By Masumi Suga and Ichiro Suzuki
April 28 (Bloomberg) -- Nippon Steel Corp., the world’s second-largest producer, swung to a fourth-quarter loss as the global recession cut demand from carmakers, electronics companies and builders.
The net loss was 57 billion yen ($594 million) for the three months ended March 31, compared with a profit of 91.9 billion yen a year earlier, the Tokyo-based company said today in a statement filed to the city’s stock exchange. Nippon Steel forecast it will break even this fiscal year.
Nippon Steel and its rivals are cutting production as sales to customers including Toyota Motor Corp. plummet. JFE Holdings Inc., Japan’s second-largest steelmaker, last week posted a 12 percent drop in fourth-quarter net income and didn’t provide a full-year estimate, saying the outlook was “uncertain.” Luxembourg-based ArcelorMittal, the world’s biggest producer, will probably report a second straight quarterly loss tomorrow.
Sales fell to 939.6 billion yen from 1.32 trillion yen a year earlier in the quarter. The company reported an operating loss of 53.6 billion yen, compared with a 137.5 billion yen profit a year earlier.
The Japanese company will delay the planned resumption of a blast furnace in Oita, southern Japan at least until the end of June, President Shoji Muneoka said April 22. The furnace was scheduled to restart operations in mid-May. The company cut executive pay by 16 percent this month and plans to expand a reduction in working days to all its domestic factories from next month.

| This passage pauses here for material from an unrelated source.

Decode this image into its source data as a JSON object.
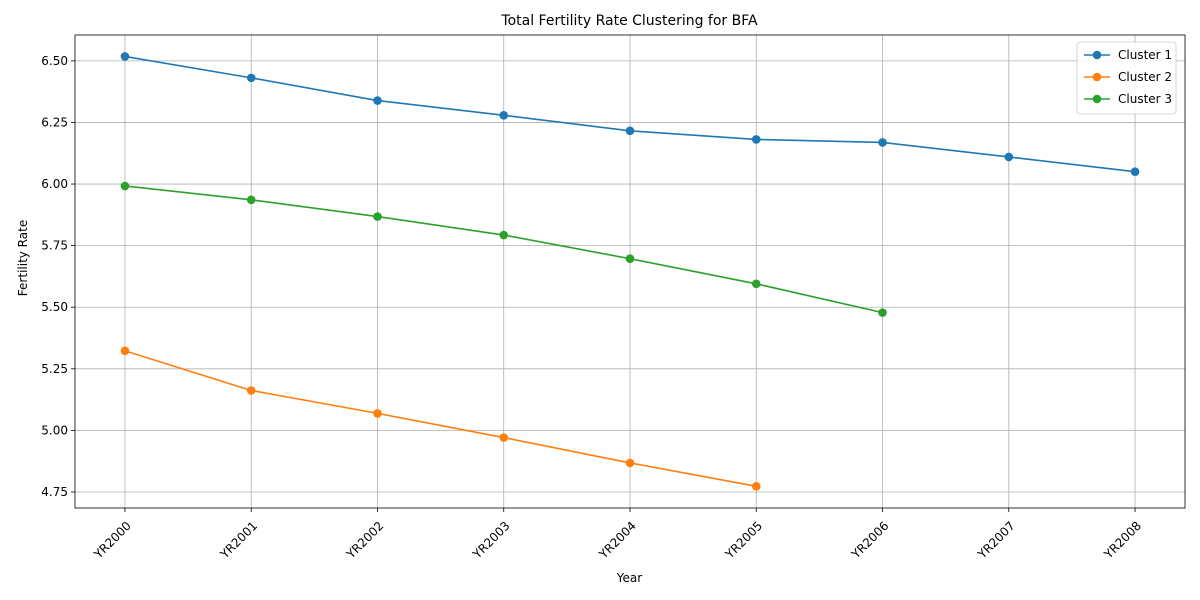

Nippon Steel shares fell 4.1 percent to 330 yen as of 1:43 p.m. on the Tokyo Stock Exchange. The stock has gained 14 percent this year, compared with a 2.7 percent decline in the benchmark Nikkei 225 Stock Average.
For the year, net income slid 56 percent to 155.1 billion yen, or 24.61 yen a share, compared with a profit of 355 billion yen, or 56.33 yen a share, a year earlier, the Tokyo-based company. Sales fell 1.2 percent to 4.77 trillion yen.
Sales are expected to drop 27 percent this year to 3.5 trillion yen, Nippon Steel said.